The shift away from Chief Human Resources Officers and towards Chief People Officers, Chief Happiness Officers, and Chief Culture Officers highlights the growing value C-suites are placing on cultural cohesion. These leaders are adept communicators with the soft skills such as empathy and open-mindedness needed to relate to members of their team and navigate workplace transitions.

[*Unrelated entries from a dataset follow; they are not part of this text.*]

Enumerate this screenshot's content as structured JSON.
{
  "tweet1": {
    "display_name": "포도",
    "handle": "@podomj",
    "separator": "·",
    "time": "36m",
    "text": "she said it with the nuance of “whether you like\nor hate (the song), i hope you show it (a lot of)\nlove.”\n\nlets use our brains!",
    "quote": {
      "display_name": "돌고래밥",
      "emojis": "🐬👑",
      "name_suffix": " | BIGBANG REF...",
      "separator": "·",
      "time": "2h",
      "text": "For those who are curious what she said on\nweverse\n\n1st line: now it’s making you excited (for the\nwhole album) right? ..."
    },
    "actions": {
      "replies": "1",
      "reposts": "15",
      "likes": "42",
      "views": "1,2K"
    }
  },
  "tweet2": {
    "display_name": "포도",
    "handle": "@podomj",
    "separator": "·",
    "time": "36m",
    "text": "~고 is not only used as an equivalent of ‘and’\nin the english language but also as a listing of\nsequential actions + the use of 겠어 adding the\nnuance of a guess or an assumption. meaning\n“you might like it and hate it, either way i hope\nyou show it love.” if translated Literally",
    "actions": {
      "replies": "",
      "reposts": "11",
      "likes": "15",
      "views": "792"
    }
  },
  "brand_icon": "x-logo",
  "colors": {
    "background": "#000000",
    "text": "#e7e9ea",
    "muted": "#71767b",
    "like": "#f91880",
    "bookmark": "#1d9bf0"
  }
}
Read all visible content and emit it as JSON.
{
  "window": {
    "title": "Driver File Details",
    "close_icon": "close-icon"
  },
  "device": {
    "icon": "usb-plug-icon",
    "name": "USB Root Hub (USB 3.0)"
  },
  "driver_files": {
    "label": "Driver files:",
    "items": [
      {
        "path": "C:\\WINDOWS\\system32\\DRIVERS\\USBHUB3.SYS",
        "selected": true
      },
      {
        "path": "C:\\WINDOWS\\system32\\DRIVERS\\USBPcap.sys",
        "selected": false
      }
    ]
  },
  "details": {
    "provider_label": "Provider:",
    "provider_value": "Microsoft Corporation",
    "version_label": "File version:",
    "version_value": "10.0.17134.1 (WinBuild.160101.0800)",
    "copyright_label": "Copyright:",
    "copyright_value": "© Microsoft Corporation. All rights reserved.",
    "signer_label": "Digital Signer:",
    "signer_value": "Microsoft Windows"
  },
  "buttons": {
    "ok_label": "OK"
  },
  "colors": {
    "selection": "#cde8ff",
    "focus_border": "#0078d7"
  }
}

Similarly, CIOs need to be skilled at relaying the strategic benefits of new technology systems to peers in other segments of the business.
“Unless data means something to someone, they can get overwhelmed and they aren’t sure what to do with it,” says Goodall, the InnerSpace CMO. “I think about how we can bring that data to life and inform someone in a very easy way that will validate decision-making.”
Automation technologies will only enhance productivity if the existing human staff is ready to transition to new roles that add value to the organization. Therefore, senior executives need to identify the hard skills employees will need to evolve along with the company and prepare robust retraining programs. Unfortunately, that’s rarely a top priority — particularly for startups with limited resources. A study for the MIT Sloan Management Review found just one-in-five employees at organizations early in their digital transformation believe they have the resources needed to obtain skills relevant in the new economy.
“With tech comes a whole suite of security regulations and that is forever changing. We have educational platforms that we’re updating monthly, quarterly, yearly,” says FI.SPAN’s Zand. “It’s difficult. You need to avoid falling victim to the ‘shiny new tool’ syndrome because that can become a nightmare in re-education.”
While technology is continually reshaping the way businesses are run and C-suites composed, people skills remain one pivotal constant. A team of researchers at the Harvard Business Review studied hundreds of executive profiles and discovered that leadership skills and a solid understanding of business fundamentals ultimately matters much more than functional expertise. That conclusion should serve as a guiding light for companies wading through the dark of a digital transformation still in its infancy.
“It’s always going to come down to, ‘does this person understand what it means to be an executive at a people level?’ because everything else follows,” says Litt, the Kiite COO. “If they understand people, they understand risk, they understand the need to learn, they understand the need to use [technology] appropriately. Then, it’s about investing in resources and filling in the gaps.”